Over the following two decades I added characters, plot strands and background details to the mental file, because to actually note anything down would be too much like organisation and we don't do that in this house, no sir.
What I didn't do was actually begin to write the thing. 
Until last year, when the opening chapter of my last Rebecca Connolly book, 'A Rattle of Bones', which was set in the mid-18th century caught the eye of bestselling author Denzil Meyrick (we are contractually obliged to call him that, even when just meeting him in the street. His agent is tough, let me tell you).
Anyway, he is a huge fan of historical fiction and he urged me to try my hand at it. When I told him that I had one bubbling around in my head he practically ordered me to get it done.
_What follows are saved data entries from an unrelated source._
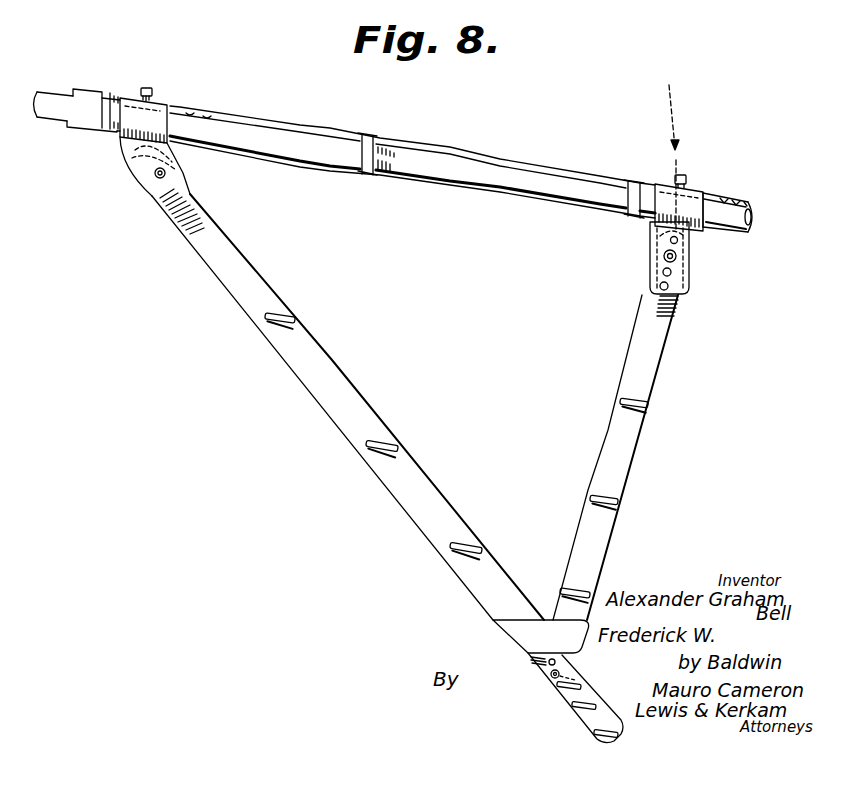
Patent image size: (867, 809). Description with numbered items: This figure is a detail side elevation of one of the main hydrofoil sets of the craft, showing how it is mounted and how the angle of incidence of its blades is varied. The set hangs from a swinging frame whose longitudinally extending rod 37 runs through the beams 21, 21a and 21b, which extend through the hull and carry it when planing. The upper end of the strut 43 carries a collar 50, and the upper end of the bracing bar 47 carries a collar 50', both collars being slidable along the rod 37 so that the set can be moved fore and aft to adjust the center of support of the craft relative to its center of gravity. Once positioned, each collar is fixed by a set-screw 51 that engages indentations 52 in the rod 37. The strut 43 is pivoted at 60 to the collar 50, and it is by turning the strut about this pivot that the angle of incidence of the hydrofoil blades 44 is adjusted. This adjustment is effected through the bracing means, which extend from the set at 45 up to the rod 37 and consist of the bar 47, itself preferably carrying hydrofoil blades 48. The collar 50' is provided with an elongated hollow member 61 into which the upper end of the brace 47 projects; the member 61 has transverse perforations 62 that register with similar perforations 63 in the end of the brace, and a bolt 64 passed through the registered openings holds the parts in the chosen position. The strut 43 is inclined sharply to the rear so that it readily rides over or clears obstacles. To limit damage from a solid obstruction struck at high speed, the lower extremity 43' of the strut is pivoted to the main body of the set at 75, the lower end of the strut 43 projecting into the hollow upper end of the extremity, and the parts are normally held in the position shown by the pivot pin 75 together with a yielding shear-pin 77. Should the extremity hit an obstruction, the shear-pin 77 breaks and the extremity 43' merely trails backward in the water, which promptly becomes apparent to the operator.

The beam 21 is at (102, 96).
The beam 21a is at (375, 140).
The beam 21b is at (636, 182).
The rod 37 is at (448, 165).
The collar 50 is at (166, 104).
The collar 50' is at (709, 158).
The set-screw 51 is at (153, 92).
The indentations 52 is at (193, 114).
The pivot 60 is at (158, 178).
The elongated hollow member 61 is at (690, 277).
The transverse perforations 62 is at (670, 240).
The perforations 63 is at (660, 286).
The bolt 64 is at (664, 257).
The strut 43 is at (348, 407).
The lower extremity of strut 43' is at (583, 698).
The hydrofoil blades 44 is at (298, 316).
The bracing attachment point 45 is at (528, 640).
The bar 47 is at (657, 372).
The hydrofoil blades 48 is at (648, 408).
The pivot pin 75 is at (552, 676).
The shear-pin 77 is at (558, 663).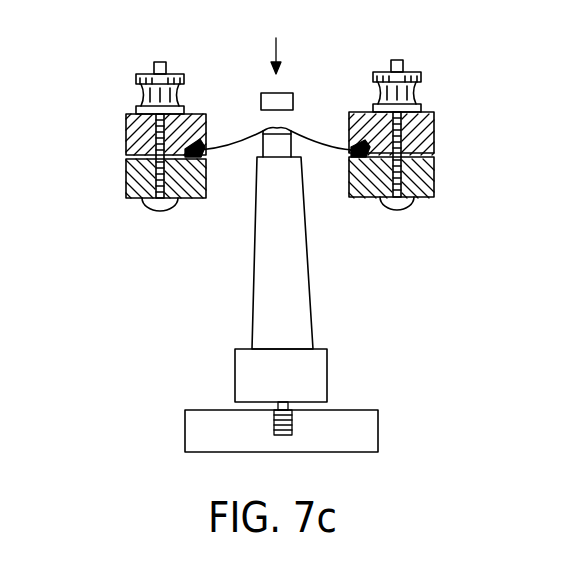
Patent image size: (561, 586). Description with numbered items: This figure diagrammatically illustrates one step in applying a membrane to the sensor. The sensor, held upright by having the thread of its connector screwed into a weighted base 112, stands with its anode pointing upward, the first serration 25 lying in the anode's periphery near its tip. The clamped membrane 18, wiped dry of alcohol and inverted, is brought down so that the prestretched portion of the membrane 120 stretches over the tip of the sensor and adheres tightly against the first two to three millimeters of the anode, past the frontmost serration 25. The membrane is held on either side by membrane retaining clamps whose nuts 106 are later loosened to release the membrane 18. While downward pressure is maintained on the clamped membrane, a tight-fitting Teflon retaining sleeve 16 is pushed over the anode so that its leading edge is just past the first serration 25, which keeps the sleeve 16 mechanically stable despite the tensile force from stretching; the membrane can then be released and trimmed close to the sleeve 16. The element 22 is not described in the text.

The retaining sleeve 16 is at (265, 93).
The clamped membrane 18 is at (330, 152).
The support column 22 is at (297, 296).
The first serration 25 is at (237, 173).
The nuts 106 is at (141, 96).
The weighted base 112 is at (352, 441).
The prestretched portion of the membrane 120 is at (256, 128).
At first I scoffed at the notion. 
"I scoff at the notion," I said. Writing a chapter was one thing, but a whole novel? That was daunting.
But it stayed with me and I thought, what the hell - what harm would it do to give it the old college try?
Three months later I had a complete first draft. I don't think I've written anything so fast since the first Dominic Queste book 'The Dead Don't Boogie.' 
It was as if it had all been perched in whatever lobe of my brain controls this sort of thing, just waiting to leap onto the screen.
I'm calling it an historical adventure thriller crime spy story. With a bit of horror. And romance. I'm leaving little to chance here.
Seriously, it's designed as a swashbuckling, but sometimes dark, adventure thriller set against the underworld and political skulduggeries of 1715 and it will be the first in a new series featuring Jonas Flynt - thief, gambler and, when he needs to be, killer.
The book will be available in September 2022 from Canelo.
So - have I hijacked Type M for Murder to do some marketing?
Certainly not and perish the thought.
He said, hoping people will believe him.
There is a writing point to be made, too. And that is that writers should never throw any ideas away. Even material deleted from one manuscript can be of use in another - it wouldn't be the first time I've done that. You may not be ready to write a particular story immediately but who knows how you will feel further down the line. I believe Clint Eastwood sat on David Webb People's script for 'Unforgiven' until he was old enough to do it justice.  It's the same with storylines, or genres. Store them away.
Oh - and I would recommend actually writing them down. Perhaps do what I suggest, not what I do being the operative phrase here.






2 comments:

Donis Casey said...

Congratulations! I love historical! Natch, since that's what I write. I love the research because you can't make anything up that is as amazing as real life. Like you, long ago I read about an event that happened in Palestine in the early 1950s and it made such an impression on me that the event knocked around in my head for thirty years until I wrote a novel about it. That's the writer's brain for you.

Douglas Skelton said...

Thanks, Donis. I have taken certain liberties - I've fictionalised an incident that actually took place 20 years after my books was set, for instance.